The increasing deluge of data, whether it is structured, unstructured, or raw data with huge volume or velocity, is leading enterprises to digitize their business-critical processes. CIOs need to focus on the concept of harnessing organizational data to add business value. They can achieve it with the help of the implementation of Big Data Analytics for faster intelligent decision-making. Having the right data at the right time will enable the right business insights, which will facilitate smart planning & thereby boosts the business performance largely.
However, the process of effective data utilization is a decisive task and still trending. Businesses need critical insights for faster intelligent decision-making and real-time execution. Analytic models can be built on the available data to unleash business insights and achieve strategic business goals. Integrating Big Data Analytics implementation in the existing business models can create the potential to produce tangible results, which can truly empower the organization for enterprise-wide business transformation.
Gartner’s report indicates that 25% of large organizations will be a buyer or seller of data by 2020. This confirms that CIOs are gearing towards employing big data analytics implementation as part of their strategic planning to achieve digital transformation. Let’s take a walk through few use cases where Big Data Analytics implementation has bought an unprecedented transformation.
1. Prediction Analysis and Business Optimization
Big data enables the business to collect the raw data, structured or unstructured data, from different sources. With the implementation of big data predictive models and machine learning technologies, the prediction of customers’ behavior and machine failures are possible. As a result, the businesses can optimize their strategy by offering a discount, other promotional offers, or even suggest other products for purchase. Also, they can carry out predictive maintenance of equipment before they fail.
2. Understanding your customers further
Big data analysis enables businesses to recognize their customers by realizing their thought processes and feedback beforehand. The companies can align their strategy accordingly. Furthermore, businesses can minimize complaints and address the dispute before it makes customers unhappy. Several big data analysis tools are available in the market that forecasts depressing emotions; thereby helping businesses to act immediately on them to diminish.
3. Better insight means better strategy
Nowadays, all types of data are pouring everywhere.
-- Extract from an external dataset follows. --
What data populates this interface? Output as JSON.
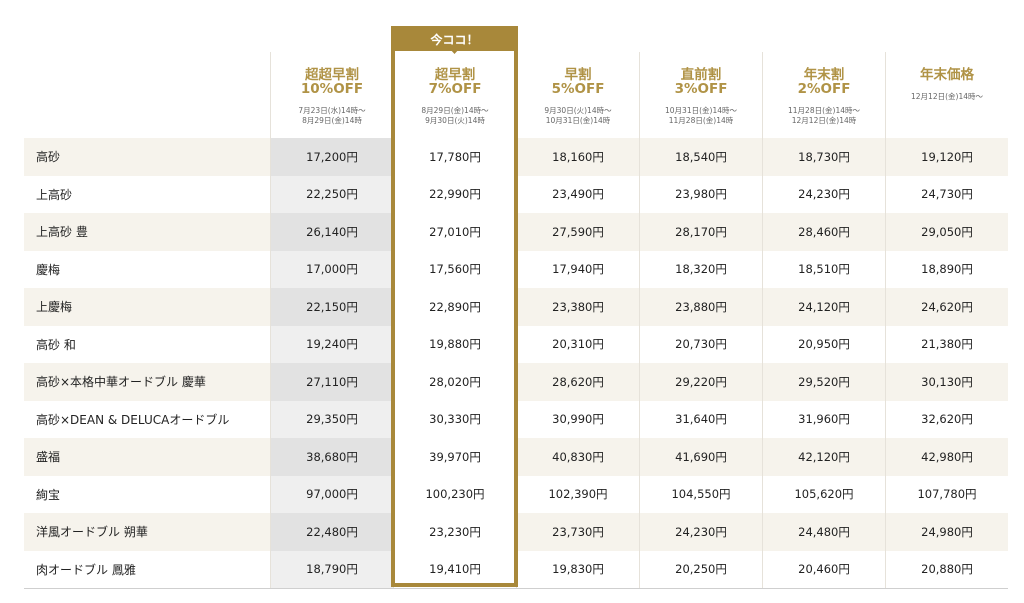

Whether it’s social media, smartphones, sensors, websites, search engines, gadgets, messages, videos, and much more. Analysis of these data can give insights into individual habits and activities. Furthermore, multiple departments store such kind of data but individual departments do not know the facts of others. Big data analysis can provide deeper insight from different data sources in a unique way that is more helpful in defining the strategy overall.
4. Enhancing the customer experience
The emotion of customers is significantly important for the success of any brand. Through big data analysis, businesses can know how customers feel and connect with them emotionally gaining their trust. Furthermore, businesses can improve the services and save the customers’ time by optimizing the processes. For example, Businesses can choose the closest warehouse to the vendor/customer to fulfill the order. It saves around 10% to 40% shipping cost and fulfills the order faster.